Das britische Aussenministerium hat alle Journalisten dringend gewarnt, dass Einladungen der Taliban, nach Kandahar zu kommen, eine Falle seien, um sie kidnappen zu können. Nachdem sogar der verzweifeltste Talib mich noch höflich behandelt hat, passt dies eher in die Kategorie «interessant, wenn es wahr wäre». Doktor Mussa bringt mich auf einen anderen möglichen Grund für diese Warnung: den Wunsch nämlich, ausländische Journalisten daran zu hindern, Zeuge von Kriegsverbrechen in Kandahar zu werden, die denjenigen gleichen, welche die britischen Freunde in der Nordallianz beim Fall von Masar-i Scharif begangen haben.

Mullah Nadschibullah, Vertreter des Aussenministeriums der Taliban, sieht müde aus. In Kandahar sei es ruhig, behauptet er.

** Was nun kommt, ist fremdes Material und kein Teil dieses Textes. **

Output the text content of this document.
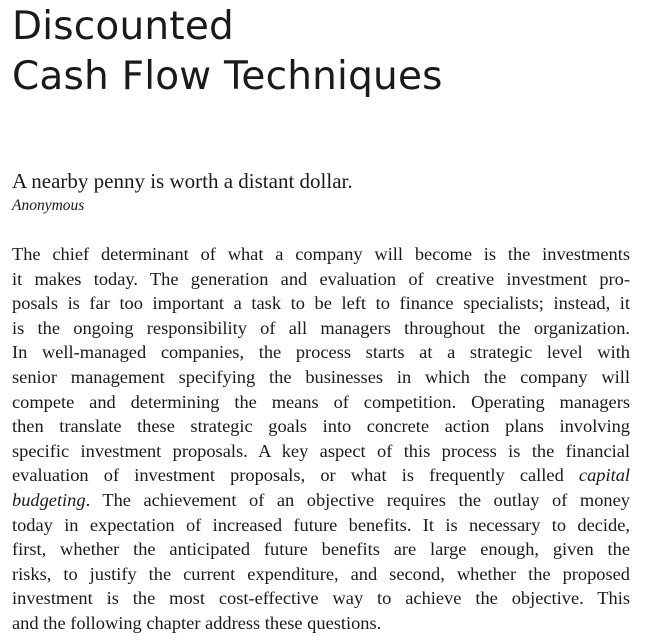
Discounted
Cash Flow Techniques
A nearby penny is worth a distant dollar.
Anonymous
The chief determinant of what a company will become is the investments
it makes today. The generation and evaluation of creative investment pro-
posals is far too important a task to be left to finance specialists; instead, it
is the ongoing responsibility of all managers throughout the organization.
In well-managed companies, the process starts at a strategic level with
senior management specifying the businesses in which the company will
compete and determining the means of competition. Operating managers
then translate these strategic goals into concrete action plans involving
specific investment proposals. A key aspect of this process is the financial
evaluation of investment proposals, or what is frequently called capital
budgeting. The achievement of an objective requires the outlay of money
today in expectation of increased future benefits. It is necessary to decide,
first, whether the anticipated future benefits are large enough, given the
risks, to justify the current expenditure, and second, whether the proposed
investment is the most cost-effective way to achieve the objective. This
and the following chapter address these questions.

Die islamischen Ältesten der Taliban seien nach wie vor dort. «Der allmächtige Gott hat den Muslimen ermöglicht, gegen die grosse bewaffnete Macht der Vereinigten Staaten weiterzukämpfen», fügt er hinzu. Würde er aus dem Fenster schauen, sähe er die Kondensstreifen all der Bomber, die Kurs auf Kandahar nehmen. Es ist ein unheimlicher Anblick. Taliban-Kämpfer, ihre Gewehre geschultert, starren in die Sonne, in das brennende Licht am Himmel, der von den weissen Kondensstreifen eines Jets durchzogen wird. Ich stehe hinter ihnen und staune: eine wogende Masse von schwarzen Turbanen wie im achten Jahrhundert und, direkt hinter ihnen, die Kondensstreifen eines B-52-Bombers, der vom Stützpunkt Diego Garcia eingeflogen kommt. Gott gegen die Technologie.